After the loss of a child, so many days become so hard. Anniversaries, birthdays, Christmas – they are all fraught with a kaleidoscope of emotions, even more so when you have other children who you want to show the joy and happiness of these events to. You think about all of those things that you would have been doing with your child. All the milestones you are missing, all those shattered dreams and hopes you had for them – and you are once again reminded of some of the consequences of your loss.
We lost our daughter, Bella on the 15 September 2015. She was 7.5 months old. What should have been her first Christmas with us – a joyous occasion, a time of celebration, of gift giving and receiving, of family time – was filled with so much sadness. The debilating grief made it almost impossible to see any kind of light, to celebrate in any way. All I wanted to do was sleep the days away, wishing 2015 behind us, because surely 2016 had to be a better one? We were lucky in that our little boy Murray was just young enough that we could get away without having to do too much and letting the day go largely unnoticed.
In chatting to our grief counsellor about how I was really battling to get my head around doing anything to celebrate Christmas (which he said was totally normal as to do anything celebratory while in the midst of grief is totally at odds with what you are feeling – its sometimes nice to be told what you feel is normal!), he had a wonderful idea. Instead of doing a Christmas Tree with lots of glitz and glam and flashing lights, do a Yugen Tree.

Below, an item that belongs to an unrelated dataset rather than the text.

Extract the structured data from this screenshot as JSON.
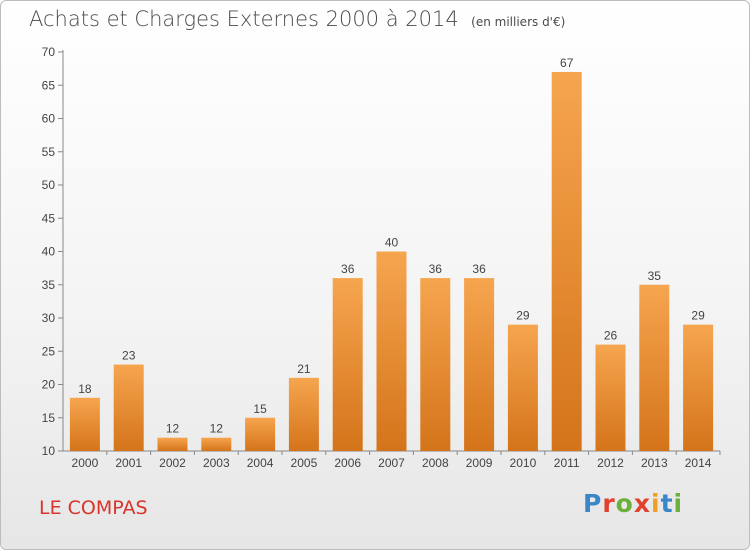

“Yugen is a Japanese word that sits at the core of the appreciation of beauty and art in Japan. It values the power to evoke, rather that the ability to state directly. If Christmas is a time of gifts and giving, consider that we are surrounded by gifts every day and every moment of our lives. It’s called yugen. A sunset on the beach. A paper bag dancing in the wind. Three dogs sticking their heads out of the rear window of a passing car. A little girl laughing her head off. A butterfly gently landing on your left hand. All these are yugen. It costs nothing. It’s totally awesome. And it leaves us breathless every time.”
And so we created our Yugen Tree. A tree to acknowledge the simple things in life we should be grateful for and that we so often take for granted. We put little angels on the tree to celebrate our Belsie, and then a whole lot of hearts. And on each heart was written one thing we were grateful for – Murray, Bella’s 7.5 months, Our Family, Friends, Community, Each Other, Bella’s Sparkling Blue Eyes, Memories, Helping Others, amongst others.
We thought that 2016 could only be a happier year, but unfortunately we lost our little boy Thomas in May when he was born prematurely at 26 weeks and only lived a few hours. Just at a time when I thought I was starting to learn how to deal with my grief, the heavy feeling on my chest starting to lift a little, I was thrown back into a grief even deeper than I had experienced before. I was now not only grieving the loss of our Bella, but our Thomas as well.
And so we are coming around to another Christmas. Murray is now fully aware of Father Christmas, gifts, and Christmas trees and there is no way we are going to be able to hide from this. I love the fact that Murray talks about his brother and sister and I want our children in heaven to still be able to be a part of our family time and celebrations. And so our Yugen Tree will be a yearly family tradition for us. It will sit alongside our traditional Christmas tree, and we will use it to reflect on the year that has passed, how many things we are grateful for and blessed with. It’s a way of including our darling babies in our lives, even though they are not physically with us. Despite our grief and the loss of 2 children in 9 months, there is so much for us to be give thanks for – our darling son, our marriage, our friends and community, our work, our home and comforts, to name but a few. You can get so bogged down with your grief, allowing it to be all consuming, that everything can seem dark and hopeless, with no light at all. But this is not the case, life is always worth living. If for no other reason than you have to make your children proud of you and make the most of the life that they didn’t have the opportunity to live themselves.
And so our Yugen tree will be our annual reminder to have the strength and stillness to appreciate the blessings which we have in our lives, without being disillusioned with what we have lost. My darling Bella and Thomas, neither of you got to celebrate even one Christmas with us, but we will remember you, love you, miss you, hug your brother even tighter and appreciate each Yugen moment. Thank you for giving us this gift.